Competitor Axpo, the second-largest utility, which is currently hammering out a new business plan for the post-nuclear era that is likely to include massive cost cuts, is embracing the change too. Reflecting the new reality, the state-owned utility elected Martin Graf, a vehement anti-nuclear politician, to join its board, where he will represent the Zurich government, which holds a stake in the firm. “I am personally convinced, that Switzerland can survive without nuclear power,” Mr. Graf says. “In fact I am sure it will thrive with a purely renewable strategy.”
But the task of revamping Switzerland’s energy landscape is gargantuan even though 60% of the country’s energy production already comes from renewable hydropower sources. Wind and solar energy currently contribute only 0.2% of Switzerland’s energy consumption, while electricity from biogas and wood makes up about 1.9%. Several efforts to use geothermal energy, in which deep holes are drilled into the ground to tap underground heat, failed because of earth tremors or lack of the underground water that is needed to keep facilities running profitably. Likewise, efforts to upgrade several hydropower stations to produce more electricity have failed because of environmental concerns.

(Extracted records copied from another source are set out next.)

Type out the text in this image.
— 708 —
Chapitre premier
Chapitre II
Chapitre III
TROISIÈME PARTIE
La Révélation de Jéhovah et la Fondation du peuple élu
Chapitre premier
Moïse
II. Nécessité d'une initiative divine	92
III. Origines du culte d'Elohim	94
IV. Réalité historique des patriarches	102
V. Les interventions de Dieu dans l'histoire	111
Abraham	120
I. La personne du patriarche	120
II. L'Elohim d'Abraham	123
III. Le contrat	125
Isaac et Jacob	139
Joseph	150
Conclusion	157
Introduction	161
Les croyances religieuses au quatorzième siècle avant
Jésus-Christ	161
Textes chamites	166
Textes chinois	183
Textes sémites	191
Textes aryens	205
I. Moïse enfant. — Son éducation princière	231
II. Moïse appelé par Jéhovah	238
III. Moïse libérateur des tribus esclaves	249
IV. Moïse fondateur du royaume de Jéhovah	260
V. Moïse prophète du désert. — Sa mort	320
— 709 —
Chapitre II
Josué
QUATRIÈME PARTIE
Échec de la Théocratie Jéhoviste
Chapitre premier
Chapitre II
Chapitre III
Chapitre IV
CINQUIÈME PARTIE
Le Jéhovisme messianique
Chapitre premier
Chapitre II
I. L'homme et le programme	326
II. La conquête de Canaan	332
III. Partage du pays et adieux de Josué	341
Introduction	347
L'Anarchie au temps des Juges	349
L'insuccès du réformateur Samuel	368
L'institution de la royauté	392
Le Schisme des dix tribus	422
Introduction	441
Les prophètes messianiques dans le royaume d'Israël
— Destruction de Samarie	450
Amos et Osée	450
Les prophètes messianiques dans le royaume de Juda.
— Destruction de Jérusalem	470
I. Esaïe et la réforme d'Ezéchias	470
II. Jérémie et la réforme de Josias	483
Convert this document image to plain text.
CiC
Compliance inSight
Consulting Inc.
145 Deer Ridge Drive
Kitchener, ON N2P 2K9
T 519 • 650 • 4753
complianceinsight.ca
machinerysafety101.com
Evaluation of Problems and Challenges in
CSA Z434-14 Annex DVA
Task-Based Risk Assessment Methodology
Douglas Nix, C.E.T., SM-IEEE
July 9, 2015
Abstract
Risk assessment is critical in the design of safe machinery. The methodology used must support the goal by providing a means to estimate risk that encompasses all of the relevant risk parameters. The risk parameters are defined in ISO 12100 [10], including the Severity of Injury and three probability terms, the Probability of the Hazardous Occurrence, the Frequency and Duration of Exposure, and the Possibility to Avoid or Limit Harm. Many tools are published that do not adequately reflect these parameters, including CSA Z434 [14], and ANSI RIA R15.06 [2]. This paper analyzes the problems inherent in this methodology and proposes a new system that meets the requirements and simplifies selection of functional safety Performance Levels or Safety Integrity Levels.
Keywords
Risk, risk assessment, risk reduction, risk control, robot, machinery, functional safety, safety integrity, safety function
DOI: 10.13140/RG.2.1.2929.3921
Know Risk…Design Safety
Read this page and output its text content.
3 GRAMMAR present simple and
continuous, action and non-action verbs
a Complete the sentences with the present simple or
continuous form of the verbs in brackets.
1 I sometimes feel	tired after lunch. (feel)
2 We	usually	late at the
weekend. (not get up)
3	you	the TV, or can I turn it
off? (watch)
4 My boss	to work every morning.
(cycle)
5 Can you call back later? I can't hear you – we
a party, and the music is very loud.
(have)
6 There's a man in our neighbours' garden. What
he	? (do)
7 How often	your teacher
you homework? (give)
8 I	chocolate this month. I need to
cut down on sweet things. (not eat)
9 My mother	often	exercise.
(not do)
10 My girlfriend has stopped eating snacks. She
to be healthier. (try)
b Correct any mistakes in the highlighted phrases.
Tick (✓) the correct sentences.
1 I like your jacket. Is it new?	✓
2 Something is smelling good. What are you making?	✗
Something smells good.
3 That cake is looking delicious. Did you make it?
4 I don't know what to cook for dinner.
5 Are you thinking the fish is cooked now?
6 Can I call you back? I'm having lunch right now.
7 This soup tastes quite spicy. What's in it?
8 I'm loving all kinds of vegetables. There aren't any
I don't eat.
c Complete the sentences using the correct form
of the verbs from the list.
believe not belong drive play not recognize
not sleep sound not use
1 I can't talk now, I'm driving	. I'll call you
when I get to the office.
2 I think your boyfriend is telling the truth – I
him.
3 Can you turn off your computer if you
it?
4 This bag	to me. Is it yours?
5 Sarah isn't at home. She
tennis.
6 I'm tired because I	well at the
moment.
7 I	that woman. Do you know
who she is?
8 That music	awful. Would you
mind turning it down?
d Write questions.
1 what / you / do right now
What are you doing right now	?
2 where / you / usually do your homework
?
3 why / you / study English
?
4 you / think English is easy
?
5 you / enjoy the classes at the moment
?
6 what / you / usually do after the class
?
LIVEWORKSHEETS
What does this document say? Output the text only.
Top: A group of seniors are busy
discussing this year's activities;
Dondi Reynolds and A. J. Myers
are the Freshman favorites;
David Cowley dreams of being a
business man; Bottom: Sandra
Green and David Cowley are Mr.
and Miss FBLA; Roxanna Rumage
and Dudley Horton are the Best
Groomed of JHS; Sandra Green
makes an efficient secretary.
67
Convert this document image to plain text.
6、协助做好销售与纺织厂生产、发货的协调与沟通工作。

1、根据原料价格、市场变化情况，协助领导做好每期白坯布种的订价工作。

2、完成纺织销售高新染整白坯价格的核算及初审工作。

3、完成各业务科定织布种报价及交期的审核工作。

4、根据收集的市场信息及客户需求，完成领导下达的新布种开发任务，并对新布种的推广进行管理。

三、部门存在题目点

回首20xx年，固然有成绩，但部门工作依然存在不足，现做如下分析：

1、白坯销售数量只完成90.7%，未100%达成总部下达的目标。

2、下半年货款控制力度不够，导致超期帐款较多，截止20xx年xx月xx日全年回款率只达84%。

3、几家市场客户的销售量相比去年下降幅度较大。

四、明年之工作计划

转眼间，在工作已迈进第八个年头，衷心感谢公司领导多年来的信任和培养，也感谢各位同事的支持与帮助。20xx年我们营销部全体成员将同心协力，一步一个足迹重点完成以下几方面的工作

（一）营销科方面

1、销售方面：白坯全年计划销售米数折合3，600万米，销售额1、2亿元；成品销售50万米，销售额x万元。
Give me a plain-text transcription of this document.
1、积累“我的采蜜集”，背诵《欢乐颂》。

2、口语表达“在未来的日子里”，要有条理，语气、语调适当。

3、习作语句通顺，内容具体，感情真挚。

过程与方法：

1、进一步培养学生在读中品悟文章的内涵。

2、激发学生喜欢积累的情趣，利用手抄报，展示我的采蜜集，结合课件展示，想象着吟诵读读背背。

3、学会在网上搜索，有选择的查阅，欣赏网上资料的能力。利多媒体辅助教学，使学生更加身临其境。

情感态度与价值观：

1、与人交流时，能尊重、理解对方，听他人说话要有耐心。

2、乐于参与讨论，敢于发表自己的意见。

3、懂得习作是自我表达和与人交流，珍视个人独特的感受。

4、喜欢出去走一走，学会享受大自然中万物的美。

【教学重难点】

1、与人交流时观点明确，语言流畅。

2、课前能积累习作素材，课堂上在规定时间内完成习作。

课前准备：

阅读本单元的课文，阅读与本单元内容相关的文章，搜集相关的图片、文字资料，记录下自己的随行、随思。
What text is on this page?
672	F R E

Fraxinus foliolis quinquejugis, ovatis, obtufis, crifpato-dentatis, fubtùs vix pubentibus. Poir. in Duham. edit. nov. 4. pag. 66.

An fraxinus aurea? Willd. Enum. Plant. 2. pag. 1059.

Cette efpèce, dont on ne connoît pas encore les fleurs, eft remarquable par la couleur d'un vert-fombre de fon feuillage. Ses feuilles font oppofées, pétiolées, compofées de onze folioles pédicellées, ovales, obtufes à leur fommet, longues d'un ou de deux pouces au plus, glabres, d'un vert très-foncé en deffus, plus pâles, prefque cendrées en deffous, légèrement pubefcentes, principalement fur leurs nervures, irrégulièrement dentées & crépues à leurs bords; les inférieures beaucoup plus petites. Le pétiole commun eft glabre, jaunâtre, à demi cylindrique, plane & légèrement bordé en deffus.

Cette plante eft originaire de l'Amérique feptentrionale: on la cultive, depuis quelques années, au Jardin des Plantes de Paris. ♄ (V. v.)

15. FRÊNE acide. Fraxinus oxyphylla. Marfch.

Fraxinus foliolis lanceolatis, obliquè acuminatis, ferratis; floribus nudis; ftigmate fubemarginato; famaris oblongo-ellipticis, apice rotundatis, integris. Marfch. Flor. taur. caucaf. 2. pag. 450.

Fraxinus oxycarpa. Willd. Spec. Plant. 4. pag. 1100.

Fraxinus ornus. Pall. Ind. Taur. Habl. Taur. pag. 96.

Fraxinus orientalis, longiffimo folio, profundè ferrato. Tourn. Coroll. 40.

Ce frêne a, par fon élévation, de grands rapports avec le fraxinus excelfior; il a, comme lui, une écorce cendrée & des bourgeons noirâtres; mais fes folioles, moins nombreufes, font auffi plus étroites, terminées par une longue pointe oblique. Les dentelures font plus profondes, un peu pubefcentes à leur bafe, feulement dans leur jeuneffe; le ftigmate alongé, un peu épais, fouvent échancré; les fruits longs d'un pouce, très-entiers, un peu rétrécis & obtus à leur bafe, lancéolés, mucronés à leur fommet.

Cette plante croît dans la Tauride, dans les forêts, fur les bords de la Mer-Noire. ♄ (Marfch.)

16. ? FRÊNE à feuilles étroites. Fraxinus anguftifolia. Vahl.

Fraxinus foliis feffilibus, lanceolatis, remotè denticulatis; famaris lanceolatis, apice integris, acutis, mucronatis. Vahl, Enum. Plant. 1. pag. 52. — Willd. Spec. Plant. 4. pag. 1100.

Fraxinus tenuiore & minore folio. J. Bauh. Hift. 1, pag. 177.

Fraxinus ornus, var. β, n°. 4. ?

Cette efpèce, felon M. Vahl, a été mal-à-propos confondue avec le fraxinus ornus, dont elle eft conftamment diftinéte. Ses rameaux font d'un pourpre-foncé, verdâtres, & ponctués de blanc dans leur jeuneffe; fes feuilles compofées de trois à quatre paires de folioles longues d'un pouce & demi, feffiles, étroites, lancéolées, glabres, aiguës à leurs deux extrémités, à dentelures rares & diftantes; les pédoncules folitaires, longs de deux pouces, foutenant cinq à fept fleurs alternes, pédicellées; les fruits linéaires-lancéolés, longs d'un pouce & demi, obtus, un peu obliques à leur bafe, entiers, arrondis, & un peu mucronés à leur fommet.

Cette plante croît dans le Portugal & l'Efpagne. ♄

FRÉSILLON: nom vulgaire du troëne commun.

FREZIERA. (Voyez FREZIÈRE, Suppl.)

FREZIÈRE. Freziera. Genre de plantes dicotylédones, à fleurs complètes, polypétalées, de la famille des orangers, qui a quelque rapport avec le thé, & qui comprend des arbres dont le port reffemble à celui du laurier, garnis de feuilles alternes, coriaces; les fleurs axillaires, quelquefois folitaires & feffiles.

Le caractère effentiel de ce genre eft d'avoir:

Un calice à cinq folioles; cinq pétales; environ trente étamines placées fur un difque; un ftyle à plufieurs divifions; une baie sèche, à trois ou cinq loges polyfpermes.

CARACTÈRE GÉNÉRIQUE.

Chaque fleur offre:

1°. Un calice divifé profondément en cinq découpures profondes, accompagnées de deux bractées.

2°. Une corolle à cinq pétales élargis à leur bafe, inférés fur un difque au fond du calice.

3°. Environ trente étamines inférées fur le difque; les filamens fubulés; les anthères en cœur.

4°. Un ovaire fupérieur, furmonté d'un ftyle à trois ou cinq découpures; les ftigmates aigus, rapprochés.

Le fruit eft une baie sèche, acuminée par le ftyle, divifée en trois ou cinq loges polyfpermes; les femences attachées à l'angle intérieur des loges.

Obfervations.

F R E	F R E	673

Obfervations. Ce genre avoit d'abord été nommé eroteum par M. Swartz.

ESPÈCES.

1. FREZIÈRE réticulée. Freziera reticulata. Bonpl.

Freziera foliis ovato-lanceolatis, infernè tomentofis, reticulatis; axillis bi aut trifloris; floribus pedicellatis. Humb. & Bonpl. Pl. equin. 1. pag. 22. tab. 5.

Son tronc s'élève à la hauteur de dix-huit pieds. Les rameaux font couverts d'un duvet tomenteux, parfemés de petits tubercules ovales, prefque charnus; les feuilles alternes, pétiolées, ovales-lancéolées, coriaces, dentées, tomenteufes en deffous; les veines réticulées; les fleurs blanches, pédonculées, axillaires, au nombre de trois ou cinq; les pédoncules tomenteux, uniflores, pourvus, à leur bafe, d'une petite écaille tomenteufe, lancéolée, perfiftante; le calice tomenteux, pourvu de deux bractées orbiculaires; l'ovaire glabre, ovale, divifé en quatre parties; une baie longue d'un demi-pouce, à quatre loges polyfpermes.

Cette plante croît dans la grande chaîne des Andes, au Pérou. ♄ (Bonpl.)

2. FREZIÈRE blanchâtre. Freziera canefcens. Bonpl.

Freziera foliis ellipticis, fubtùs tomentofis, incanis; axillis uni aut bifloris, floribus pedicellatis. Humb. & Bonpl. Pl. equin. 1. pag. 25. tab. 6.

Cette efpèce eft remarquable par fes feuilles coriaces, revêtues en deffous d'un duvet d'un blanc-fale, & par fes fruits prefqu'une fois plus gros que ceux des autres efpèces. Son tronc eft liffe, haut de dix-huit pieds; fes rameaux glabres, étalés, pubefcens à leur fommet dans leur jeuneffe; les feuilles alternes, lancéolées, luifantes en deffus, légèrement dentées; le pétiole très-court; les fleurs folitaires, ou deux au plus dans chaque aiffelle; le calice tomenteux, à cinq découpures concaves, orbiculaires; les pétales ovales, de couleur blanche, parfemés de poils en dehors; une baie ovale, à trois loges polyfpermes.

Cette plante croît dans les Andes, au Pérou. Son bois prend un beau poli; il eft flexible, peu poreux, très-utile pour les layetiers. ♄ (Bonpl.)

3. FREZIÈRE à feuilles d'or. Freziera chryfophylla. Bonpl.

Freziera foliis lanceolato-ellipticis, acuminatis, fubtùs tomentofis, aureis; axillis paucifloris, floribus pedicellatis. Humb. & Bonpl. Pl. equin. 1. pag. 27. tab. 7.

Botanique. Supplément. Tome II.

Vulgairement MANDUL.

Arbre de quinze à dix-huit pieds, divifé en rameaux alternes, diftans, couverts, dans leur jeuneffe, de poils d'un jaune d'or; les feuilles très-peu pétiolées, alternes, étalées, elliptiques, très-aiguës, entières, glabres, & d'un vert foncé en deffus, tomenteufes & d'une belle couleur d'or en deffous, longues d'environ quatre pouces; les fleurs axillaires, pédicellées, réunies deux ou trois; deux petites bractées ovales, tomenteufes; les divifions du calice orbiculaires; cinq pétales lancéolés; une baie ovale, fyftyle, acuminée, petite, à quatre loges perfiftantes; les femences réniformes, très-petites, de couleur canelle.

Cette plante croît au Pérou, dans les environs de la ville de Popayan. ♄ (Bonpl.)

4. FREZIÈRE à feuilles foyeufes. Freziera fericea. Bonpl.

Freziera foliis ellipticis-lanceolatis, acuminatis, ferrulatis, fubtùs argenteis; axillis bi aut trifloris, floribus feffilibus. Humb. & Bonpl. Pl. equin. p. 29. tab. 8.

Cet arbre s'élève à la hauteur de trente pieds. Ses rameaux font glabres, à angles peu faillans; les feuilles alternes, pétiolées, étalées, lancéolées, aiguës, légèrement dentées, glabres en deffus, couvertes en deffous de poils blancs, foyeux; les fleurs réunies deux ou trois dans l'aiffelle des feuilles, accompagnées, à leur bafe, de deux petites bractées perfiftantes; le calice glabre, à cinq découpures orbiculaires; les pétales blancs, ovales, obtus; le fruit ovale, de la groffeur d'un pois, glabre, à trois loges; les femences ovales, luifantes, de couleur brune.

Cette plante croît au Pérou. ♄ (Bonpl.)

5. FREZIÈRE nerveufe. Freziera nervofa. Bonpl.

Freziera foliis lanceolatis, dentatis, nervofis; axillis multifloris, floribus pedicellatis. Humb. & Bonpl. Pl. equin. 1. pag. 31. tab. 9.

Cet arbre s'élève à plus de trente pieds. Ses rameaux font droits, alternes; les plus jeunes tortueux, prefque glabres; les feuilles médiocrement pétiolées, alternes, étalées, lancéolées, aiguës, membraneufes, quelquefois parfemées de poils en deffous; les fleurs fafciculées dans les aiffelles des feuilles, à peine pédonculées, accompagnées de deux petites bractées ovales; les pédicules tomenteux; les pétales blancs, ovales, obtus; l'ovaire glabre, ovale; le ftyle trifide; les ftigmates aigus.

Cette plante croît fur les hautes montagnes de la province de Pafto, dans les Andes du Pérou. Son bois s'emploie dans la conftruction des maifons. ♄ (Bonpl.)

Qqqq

For this reason, Switzerland may have to compromise and stretch out the decommissioning phase for its nuclear plants to 2050, and also use carbon-dioxide-emitting gas-powered facilities, energy firms and researchers say. Konstantinos Boulouchos, professor for energy technology at the ETH, says that in such circumstances a nuclear phase-out is “possible and economically supportable.” However, experts warn that much will depend on the legal framework and subsidies, which the government has yet to hammer out.